Let’s start from the beginning – there was a photo competition in Warsaw organised by the Bureau of the city’s promotion. It is simple: take a selfie with Chopin, hashtag it: #selfiewithchopin #contest and wait for the results. It ended on May 14th, 2017, but there are Chopin themed multimedia that you can enjoy all the time. As you can see on my Facebook fun page, I do it quite often. But then, why do we like the Chopin’s music so much? And was he French or Polish? These are genuine questions some tourists asked me at the playing musical benches.
First of all, the multimedia. Downloading app Selfie with Chopin will give you access to some info on his bio and music. Then, there is another app called Chopin in Warsaw. It will provide you with some old views of Warsaw, so you could really see Frederic Chopin’s Warsaw. What is more, you can access not just some old photos, but there are a few Augmented Reality stops. For example, at the Czapski/Krasiński Palace on Krakowskie Przedmieście St. you will find a view of the composer’s drawing room. BTW, that was his last address in Warsaw before he left the city in 1830, and he created there both of his piano concertos.
The apps will guide you along Frederic Chopin itinerary marked by playing musical benches. They were installed in 2010 to celebrate the 200th anniversary of the pianist’s birth. For instance, there is one in the Royal Łazienki Park and it plays a piece of the famous Polonaise in A Major (op. 40 no 1). Or you can listen to the part of the Sonata in B flat minor (op.35) renowned for so-called Funeral March at the entrance to the Holy Cross Church where Chopin’s heart is buried. The list and the locations of all playing musical benches is published on the city’s website called Chopin’s Warsaw. There is a printed version of it available in the tourist information points.

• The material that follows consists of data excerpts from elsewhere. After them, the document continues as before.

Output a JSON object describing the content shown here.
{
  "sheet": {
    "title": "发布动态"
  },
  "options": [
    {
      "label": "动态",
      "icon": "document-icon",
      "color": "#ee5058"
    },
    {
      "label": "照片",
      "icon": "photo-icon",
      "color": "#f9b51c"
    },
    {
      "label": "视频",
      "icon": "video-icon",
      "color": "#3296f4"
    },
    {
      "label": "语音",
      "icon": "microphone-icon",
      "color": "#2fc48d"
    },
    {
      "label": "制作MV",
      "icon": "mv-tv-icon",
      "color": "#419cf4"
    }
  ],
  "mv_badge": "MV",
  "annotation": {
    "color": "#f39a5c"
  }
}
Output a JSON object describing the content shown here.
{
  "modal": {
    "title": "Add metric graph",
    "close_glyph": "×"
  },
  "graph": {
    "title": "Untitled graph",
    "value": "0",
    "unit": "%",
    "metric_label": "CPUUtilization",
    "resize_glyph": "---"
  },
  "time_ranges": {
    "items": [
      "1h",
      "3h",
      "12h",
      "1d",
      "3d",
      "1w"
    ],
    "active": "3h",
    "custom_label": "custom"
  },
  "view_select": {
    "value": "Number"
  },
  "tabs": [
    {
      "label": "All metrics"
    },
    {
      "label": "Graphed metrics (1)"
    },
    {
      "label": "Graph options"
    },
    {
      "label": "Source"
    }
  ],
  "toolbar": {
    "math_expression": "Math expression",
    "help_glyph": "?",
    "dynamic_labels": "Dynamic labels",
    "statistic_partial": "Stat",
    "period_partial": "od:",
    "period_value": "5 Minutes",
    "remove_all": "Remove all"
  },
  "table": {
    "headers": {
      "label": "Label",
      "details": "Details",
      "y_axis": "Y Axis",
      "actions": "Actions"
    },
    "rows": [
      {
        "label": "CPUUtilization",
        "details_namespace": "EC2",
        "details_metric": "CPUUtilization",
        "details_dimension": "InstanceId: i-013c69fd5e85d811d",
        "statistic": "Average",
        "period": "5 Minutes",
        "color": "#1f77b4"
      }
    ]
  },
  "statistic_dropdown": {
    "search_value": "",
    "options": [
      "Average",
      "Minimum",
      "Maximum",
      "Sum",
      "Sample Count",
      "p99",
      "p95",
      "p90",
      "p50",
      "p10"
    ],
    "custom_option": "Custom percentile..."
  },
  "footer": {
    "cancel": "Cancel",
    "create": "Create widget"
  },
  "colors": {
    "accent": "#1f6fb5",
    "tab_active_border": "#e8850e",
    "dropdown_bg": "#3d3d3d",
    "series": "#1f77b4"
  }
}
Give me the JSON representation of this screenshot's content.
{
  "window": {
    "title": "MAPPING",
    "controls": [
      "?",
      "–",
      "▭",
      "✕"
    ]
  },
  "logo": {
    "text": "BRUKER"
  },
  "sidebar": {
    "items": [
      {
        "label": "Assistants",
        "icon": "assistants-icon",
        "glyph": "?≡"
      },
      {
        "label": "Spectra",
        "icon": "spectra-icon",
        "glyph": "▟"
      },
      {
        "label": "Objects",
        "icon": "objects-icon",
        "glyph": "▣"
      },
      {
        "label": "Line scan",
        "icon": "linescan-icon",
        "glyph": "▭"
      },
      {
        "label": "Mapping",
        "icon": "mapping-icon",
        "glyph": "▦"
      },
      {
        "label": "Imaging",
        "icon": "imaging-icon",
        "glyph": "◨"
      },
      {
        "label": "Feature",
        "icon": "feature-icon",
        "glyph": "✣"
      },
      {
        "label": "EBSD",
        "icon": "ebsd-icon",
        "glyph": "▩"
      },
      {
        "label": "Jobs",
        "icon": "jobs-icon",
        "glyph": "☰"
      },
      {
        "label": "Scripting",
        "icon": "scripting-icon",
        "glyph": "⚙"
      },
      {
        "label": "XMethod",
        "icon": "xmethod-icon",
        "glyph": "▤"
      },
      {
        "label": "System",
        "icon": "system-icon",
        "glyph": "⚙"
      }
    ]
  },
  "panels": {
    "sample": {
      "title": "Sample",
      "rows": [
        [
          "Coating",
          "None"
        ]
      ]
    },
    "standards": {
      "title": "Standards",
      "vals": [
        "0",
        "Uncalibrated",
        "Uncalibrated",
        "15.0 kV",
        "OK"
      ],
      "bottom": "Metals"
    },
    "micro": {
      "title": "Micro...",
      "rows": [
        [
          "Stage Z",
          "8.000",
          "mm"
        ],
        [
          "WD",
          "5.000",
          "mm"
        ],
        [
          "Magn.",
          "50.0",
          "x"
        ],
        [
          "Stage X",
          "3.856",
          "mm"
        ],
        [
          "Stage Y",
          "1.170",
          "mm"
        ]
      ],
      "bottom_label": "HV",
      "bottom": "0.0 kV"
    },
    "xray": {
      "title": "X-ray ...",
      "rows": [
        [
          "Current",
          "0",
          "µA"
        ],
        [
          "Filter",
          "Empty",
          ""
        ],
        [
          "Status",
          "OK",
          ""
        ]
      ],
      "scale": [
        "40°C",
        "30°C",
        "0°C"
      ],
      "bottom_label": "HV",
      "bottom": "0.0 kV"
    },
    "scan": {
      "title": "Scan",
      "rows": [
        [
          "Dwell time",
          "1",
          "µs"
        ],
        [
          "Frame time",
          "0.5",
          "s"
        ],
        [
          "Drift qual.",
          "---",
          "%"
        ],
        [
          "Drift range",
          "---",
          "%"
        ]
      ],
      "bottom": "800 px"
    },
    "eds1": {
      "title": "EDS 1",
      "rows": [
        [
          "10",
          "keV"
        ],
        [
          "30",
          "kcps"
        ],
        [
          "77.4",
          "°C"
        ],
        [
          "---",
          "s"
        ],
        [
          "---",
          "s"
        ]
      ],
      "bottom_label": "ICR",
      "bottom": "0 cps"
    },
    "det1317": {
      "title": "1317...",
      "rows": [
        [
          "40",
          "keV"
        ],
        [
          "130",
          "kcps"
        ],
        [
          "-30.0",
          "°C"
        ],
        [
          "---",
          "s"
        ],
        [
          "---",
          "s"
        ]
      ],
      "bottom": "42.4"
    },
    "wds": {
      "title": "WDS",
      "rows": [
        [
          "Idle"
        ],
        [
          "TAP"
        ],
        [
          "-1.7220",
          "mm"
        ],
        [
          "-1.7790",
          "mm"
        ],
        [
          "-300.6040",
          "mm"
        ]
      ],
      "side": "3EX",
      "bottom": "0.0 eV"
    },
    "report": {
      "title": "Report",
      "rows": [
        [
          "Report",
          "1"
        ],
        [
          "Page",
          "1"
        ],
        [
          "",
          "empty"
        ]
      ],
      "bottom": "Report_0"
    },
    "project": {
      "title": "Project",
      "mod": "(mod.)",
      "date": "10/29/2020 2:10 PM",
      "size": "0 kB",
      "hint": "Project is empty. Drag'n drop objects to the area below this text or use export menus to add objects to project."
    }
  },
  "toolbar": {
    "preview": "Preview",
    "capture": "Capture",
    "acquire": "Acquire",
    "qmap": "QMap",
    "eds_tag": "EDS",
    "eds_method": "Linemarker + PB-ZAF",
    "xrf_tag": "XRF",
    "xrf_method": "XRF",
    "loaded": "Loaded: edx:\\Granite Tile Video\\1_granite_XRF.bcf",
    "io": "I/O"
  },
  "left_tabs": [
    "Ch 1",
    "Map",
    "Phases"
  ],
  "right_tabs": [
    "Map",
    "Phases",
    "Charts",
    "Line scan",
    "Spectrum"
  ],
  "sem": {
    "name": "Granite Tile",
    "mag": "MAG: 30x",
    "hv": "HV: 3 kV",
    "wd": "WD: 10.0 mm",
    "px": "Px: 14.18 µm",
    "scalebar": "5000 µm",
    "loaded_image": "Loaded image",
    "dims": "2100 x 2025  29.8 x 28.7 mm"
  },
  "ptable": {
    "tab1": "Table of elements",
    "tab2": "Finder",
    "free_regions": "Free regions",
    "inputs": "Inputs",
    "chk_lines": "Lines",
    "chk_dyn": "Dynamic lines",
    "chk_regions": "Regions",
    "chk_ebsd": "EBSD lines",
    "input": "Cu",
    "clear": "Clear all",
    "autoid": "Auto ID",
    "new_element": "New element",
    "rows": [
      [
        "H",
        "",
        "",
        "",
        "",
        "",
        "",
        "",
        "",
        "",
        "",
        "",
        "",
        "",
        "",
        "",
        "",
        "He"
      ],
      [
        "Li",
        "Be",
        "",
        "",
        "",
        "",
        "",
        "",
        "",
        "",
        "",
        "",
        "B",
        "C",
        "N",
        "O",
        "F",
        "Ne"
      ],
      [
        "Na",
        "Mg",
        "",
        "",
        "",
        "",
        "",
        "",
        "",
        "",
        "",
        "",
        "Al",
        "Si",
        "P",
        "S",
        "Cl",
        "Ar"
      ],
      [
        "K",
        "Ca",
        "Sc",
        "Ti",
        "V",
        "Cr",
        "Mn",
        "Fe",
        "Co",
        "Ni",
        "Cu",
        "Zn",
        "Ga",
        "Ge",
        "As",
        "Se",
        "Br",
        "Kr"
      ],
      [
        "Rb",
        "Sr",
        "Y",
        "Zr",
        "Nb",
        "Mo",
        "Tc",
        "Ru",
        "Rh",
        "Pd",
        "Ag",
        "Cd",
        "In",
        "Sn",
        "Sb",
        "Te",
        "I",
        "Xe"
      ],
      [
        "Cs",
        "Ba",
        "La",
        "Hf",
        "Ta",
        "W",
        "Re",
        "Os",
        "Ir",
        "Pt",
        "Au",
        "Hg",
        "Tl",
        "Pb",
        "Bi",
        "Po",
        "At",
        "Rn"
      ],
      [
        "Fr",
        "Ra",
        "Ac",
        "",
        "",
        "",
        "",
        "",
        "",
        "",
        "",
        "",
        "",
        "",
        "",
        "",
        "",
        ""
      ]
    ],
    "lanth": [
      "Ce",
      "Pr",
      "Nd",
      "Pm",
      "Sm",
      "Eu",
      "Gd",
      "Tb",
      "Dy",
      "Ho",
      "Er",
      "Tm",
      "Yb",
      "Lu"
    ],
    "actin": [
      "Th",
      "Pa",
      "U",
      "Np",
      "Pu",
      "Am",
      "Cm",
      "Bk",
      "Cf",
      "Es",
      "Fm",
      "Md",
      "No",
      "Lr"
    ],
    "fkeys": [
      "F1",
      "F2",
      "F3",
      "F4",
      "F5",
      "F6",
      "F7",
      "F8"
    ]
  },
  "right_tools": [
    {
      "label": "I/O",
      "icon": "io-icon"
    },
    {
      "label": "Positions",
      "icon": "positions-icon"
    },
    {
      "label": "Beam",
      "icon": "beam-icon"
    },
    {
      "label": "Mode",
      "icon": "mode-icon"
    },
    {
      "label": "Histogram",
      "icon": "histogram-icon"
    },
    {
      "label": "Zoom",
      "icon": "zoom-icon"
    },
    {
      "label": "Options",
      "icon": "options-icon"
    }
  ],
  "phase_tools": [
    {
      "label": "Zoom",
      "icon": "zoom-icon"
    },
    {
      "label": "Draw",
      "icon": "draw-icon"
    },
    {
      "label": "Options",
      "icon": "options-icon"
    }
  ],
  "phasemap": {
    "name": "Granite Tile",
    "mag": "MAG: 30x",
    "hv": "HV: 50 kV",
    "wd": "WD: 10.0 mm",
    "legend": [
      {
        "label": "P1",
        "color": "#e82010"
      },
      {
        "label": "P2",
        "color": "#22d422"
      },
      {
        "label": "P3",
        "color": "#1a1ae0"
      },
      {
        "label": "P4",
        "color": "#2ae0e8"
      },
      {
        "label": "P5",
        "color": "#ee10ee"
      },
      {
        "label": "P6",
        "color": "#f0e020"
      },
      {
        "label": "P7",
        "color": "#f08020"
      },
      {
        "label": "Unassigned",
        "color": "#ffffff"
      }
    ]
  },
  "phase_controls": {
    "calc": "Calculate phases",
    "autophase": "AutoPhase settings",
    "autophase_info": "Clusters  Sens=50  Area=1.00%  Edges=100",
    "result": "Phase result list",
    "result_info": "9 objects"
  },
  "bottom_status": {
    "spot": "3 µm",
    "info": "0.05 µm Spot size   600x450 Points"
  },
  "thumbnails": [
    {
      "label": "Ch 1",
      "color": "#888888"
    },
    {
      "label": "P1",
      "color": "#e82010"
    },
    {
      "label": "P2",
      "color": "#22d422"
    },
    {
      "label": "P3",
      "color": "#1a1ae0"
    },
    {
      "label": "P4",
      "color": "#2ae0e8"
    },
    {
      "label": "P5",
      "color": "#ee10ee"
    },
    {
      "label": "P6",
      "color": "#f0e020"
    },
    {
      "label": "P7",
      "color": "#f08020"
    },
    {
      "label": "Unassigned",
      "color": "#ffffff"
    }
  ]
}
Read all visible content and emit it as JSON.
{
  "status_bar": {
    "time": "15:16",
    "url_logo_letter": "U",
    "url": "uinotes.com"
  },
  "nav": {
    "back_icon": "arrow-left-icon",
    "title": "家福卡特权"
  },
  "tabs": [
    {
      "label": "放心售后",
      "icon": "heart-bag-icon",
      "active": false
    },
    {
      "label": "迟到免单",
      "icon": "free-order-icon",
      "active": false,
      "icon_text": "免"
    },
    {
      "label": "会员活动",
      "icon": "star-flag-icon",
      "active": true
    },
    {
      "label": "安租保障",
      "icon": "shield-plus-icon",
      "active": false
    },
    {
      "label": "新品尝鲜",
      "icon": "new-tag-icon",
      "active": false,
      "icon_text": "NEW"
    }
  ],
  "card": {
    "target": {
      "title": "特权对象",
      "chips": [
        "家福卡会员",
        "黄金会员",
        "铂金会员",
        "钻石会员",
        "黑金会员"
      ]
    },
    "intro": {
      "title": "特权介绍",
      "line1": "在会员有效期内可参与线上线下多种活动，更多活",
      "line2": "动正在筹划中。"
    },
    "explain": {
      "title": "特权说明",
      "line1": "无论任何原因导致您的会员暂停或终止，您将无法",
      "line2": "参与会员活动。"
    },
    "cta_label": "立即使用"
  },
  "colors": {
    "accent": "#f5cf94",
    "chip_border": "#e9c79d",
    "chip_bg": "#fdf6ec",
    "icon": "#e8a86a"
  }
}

Planning a visit to Żelazowa Wola, the Chopin’s Birthplace Museum? There is a selfie stop there as well. You can take a photo of an AR Chopin just next to the bushes of Chopin’s Roses, the Polish variety created to honour the musician. Additionally, you can download an audioguide with some extra content, such as a short documentary on the Mazovia region and other places visited by the young composer in our region. It is available on the official site of the Museum.
Last, but not least, why do we have such an obsession with Frederic Chopin? After all, his father was French and he lived in France half of his life. Well, Chopin considered himself a Polish citizen and was very proud of it. Then, we consider him the most important and the most famous Polish composer. What is more, his music became one of the national symbols and was seen as such by the occupants of our country. To begin with, there was a ban on playing Chopin’s music in public in Warsaw in the XIX century. This regulation was applied on the territories that, like Warszawa, had belonged to our, Polish-Lithuanian Kingdom, but were under the Russian occupation since 1795. That was a personal decision of the Russian Tsar taken after crushing the Polish Insurrection in 1830 and 1831. The similar, anti-Chopin law was introduced by the Nazis after seizing Poland in 1939. The Polish people were not allowed to play it in public or listen to it’s recordings and the monument from the Royal Łazienki Park was destroyed. This is why, playing Chopin in public has become a political statement after WWII and the open air concerts started.
The best way to understand our feelings and emotions about Chopin is by watching Roman Polanski film on Władysław Szpilman called the Pianist or joining one of the open air summer concerts in Warsaw or Żelazowa Wola. All in all, it is a very nice way to get to know our capital city.